Although there is considerable scatter in the points originating from different experiments, and the best-fit parameters have large statistical uncertainties, the behaviors of the radiation-related model parameters for DNA damage (c 8) and protein damage (k 1) are consistent with these expectations (Tables 4, 5; Fig. 4). Expressed as an inactivation cross-section, c 8′ increases steadily with LET, and expressed per unit dose c 8 also increases with LET and may saturate above several hundred keV/μm (Tables 4, 5; Fig. 4a, c). The data from Dewey (1969), where seven ions with the same energy but with different atomic number were used (Tables 4, 5), show a consistent decreasing trend of k 1 per unit dose with increasing atomic number and hence with increasing LET (Fig. 4d). The only exception is the lightest ion, He, for which k 1 is slightly below the corresponding value for Li. Also, comparing the results for C, He and Ne ion irradiation in the dry state and in the physiological state, Imamura et al. (2002) suggest that for dry cells c 8 per unit dose is reduced only modestly, but k 1 per unit dose is several-fold lower for dry cells than for hydrated ones (Tables 4, 5).

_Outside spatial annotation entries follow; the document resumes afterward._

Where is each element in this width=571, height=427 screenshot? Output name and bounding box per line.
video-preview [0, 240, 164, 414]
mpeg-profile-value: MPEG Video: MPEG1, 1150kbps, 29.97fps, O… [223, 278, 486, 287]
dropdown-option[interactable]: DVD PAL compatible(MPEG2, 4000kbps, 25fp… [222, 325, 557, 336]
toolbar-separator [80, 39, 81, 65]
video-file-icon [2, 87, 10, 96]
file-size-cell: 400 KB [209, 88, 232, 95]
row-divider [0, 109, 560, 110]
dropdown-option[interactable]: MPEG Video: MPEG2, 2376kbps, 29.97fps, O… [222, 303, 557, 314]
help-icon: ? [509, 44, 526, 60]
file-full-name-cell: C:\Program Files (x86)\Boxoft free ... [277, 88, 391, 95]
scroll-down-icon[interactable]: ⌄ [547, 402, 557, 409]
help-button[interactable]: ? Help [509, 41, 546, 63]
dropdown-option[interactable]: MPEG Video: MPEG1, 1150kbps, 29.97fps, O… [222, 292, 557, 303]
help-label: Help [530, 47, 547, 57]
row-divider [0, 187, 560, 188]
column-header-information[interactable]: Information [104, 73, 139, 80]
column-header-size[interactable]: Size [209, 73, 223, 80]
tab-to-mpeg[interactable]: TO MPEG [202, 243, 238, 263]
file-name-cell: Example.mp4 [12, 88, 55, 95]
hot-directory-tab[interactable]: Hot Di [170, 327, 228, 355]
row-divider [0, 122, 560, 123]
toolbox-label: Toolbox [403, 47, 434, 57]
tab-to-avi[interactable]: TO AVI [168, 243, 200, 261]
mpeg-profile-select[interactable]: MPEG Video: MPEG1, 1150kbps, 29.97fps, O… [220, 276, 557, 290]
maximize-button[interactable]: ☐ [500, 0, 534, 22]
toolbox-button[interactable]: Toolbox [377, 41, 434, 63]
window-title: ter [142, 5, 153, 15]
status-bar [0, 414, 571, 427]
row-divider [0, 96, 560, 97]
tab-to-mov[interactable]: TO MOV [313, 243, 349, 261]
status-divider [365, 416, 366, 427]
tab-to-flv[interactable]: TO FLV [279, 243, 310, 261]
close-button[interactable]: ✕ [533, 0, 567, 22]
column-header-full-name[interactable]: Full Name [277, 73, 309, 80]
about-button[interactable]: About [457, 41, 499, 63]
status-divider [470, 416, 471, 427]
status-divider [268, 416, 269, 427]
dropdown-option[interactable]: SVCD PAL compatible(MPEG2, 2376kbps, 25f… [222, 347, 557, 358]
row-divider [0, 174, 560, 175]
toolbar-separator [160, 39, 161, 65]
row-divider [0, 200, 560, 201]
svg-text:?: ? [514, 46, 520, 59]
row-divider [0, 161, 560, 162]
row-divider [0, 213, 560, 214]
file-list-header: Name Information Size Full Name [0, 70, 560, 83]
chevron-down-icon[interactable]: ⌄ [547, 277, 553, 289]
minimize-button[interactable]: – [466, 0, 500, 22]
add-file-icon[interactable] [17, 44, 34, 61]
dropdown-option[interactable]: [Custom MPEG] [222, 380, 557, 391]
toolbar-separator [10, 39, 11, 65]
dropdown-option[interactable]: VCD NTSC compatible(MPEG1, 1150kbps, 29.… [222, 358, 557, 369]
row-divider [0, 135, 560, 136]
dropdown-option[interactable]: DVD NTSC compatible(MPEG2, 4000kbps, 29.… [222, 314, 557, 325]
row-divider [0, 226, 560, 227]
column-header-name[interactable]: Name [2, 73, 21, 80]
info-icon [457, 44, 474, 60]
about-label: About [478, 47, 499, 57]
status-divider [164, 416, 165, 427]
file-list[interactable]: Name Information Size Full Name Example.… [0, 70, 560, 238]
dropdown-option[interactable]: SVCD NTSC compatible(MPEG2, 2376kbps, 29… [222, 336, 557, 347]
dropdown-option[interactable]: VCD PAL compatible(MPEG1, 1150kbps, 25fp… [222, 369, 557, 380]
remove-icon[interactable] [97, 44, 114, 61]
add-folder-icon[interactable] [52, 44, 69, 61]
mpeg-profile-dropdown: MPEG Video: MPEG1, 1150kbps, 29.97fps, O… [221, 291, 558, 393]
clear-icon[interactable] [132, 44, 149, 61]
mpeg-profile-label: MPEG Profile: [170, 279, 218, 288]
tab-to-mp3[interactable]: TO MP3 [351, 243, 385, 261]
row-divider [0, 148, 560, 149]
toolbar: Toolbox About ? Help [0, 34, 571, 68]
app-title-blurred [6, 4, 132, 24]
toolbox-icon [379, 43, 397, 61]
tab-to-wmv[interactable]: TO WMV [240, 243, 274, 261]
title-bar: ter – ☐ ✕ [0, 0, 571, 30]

Despite its simplicity and limitations, the model presented here can potentially provide some insight into interactions between radiation-induced oxidative stress and DNA damage. Such interactions may be important not only for low-LET radiation, but also at much higher LET, and may need to be considered when predicting biological effects of high-LET exposures. The number of model parameters is relatively small (only three for acute exposures), and, as mentioned previously, the behaviors of these parameters as function of radiation type are generally consistent with current knowledge of oxidant yields and direct effects of high-LET particle radiations.

In principle, the model is not restricted to very high radiation doses, because radiogenic oxidative effects on DNA repair–related proteins are possible even at low doses, particularly if one considers not only protein inactivation, but more subtle modulations of function potentially leading to decreased repair fidelity and increased mutagenesis. For high-LET radiations, such as α-particles, this may be particularly relevant because each ionizing track produces a dense pattern of energy deposition, which can be interpreted as a high, but localized, radiation dose. Consequently, the same effects seen at high doses (high particle fluences) may be expected at lower doses/fluences, because the same types of ROS are created by radiation, only distributed more scarcely. In situations where important DNA repair- and regulation-related proteins are present in low copy number per cell, radiogenic damage to some of these molecules may have important effects which, along with DNA damage, contribute to biologically important endpoints such as mutagenesis and altered gene expression.